The files in this repository provide for the training and evaluation of a machine learning model that is meant to detect the meter of a hemistich of classical Persian poetry. A recent evaluation run yielded the following results:
Accuracy: 0.9801
F1: 0.9792
Precision: 0.9789
Recall: 0.9801
Loss: 0.0996
I chose XLM-RoBERTa from Facebook AI. (Is there a better, more recently developed option? If so, I would be happy to switch to it.)
The data used here comes from Ganjoor. So far, I have added to the dataset the following works, representing a total of 277,248 unique hemistichs:
- The complete ghazals of Ṣāʾib Tabrīzī
- The complete ghazals of Ḥāfiẓ
- The complete ghazals of Saʿdī
- All the ghazals in the Dīvān-i Shams of Rūmī (excepting some with obscure meters)
- The first daftar of the Maṡnavī of Rūmī
- A few thousand lines of the Shāhnāma of Firdawsī
- Four of the poems in the Khamsa of Niẓāmī: Laylī u Majnūn, Khusraw va Shīrīn, the Haft paykar, and the Makhzan al-asrār
More should still be added, but this is a start. The model is already quite good at detecting any of the common meters.

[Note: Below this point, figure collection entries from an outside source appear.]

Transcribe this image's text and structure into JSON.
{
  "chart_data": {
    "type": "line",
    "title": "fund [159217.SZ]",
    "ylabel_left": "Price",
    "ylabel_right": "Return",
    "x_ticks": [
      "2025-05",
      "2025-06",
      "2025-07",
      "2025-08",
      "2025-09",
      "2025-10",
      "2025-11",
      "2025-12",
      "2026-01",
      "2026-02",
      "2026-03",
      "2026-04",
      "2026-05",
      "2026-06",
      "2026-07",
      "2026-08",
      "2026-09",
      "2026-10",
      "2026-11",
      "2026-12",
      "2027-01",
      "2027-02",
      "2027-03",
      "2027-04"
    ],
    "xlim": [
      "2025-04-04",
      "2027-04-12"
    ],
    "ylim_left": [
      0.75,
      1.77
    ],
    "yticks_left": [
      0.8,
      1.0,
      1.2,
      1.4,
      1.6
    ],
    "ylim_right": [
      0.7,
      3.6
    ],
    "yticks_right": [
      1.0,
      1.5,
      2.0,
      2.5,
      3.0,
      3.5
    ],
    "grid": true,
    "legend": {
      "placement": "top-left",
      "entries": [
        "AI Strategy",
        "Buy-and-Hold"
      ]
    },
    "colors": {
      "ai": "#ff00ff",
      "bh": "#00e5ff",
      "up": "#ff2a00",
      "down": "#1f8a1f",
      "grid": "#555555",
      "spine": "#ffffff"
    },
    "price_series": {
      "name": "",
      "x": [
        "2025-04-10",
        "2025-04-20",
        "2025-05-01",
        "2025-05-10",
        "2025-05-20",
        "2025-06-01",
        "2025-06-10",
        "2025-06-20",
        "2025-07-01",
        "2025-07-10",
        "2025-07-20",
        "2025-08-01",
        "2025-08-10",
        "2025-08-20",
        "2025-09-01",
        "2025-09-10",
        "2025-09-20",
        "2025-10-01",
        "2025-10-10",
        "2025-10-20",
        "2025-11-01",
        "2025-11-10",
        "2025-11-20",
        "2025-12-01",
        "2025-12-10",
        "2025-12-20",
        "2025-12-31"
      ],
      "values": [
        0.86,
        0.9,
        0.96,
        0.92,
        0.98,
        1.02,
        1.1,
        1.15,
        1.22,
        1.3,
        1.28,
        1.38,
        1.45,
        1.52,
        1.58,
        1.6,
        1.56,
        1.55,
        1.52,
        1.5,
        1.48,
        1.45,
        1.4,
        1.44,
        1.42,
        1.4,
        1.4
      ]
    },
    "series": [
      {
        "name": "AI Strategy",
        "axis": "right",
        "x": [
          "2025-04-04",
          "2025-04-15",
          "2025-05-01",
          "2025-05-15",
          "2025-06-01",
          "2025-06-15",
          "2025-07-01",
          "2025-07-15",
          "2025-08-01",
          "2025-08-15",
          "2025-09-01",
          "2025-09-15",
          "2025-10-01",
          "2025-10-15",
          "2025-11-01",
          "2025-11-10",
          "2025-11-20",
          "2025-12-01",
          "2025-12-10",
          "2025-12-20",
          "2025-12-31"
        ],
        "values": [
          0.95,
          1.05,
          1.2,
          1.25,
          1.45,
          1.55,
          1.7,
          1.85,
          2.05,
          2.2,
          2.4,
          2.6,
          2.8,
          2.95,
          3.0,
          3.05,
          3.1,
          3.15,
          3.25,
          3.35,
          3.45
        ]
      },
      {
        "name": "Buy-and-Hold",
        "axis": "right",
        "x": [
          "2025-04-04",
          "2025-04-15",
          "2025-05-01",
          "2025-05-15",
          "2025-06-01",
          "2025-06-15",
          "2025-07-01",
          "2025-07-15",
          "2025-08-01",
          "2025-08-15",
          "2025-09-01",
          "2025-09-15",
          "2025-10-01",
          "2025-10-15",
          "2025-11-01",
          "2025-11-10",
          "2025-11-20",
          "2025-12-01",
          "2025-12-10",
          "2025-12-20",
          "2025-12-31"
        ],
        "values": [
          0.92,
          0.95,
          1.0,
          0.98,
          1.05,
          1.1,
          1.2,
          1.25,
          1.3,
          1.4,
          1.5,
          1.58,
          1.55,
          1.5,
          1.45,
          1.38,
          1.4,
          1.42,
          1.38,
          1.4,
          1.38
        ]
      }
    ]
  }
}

Some meters are rare enough that they almost never appear in classical Persian poetry, let alone in this training set.
- Get the model properly versioned and published
- Add to the training data and adjust training parameters to improve performance
- Present this work at a conference or workshop or similar (if anyone has suggestions...)
- Deploy an inference server and a web front end, i.e., a web app where a user
could paste one or more hemistichs from a given poem and have the meter
detected (see
consensus.py
for an idea of how this would work, looking for a consensus of high-confidence meter predictions)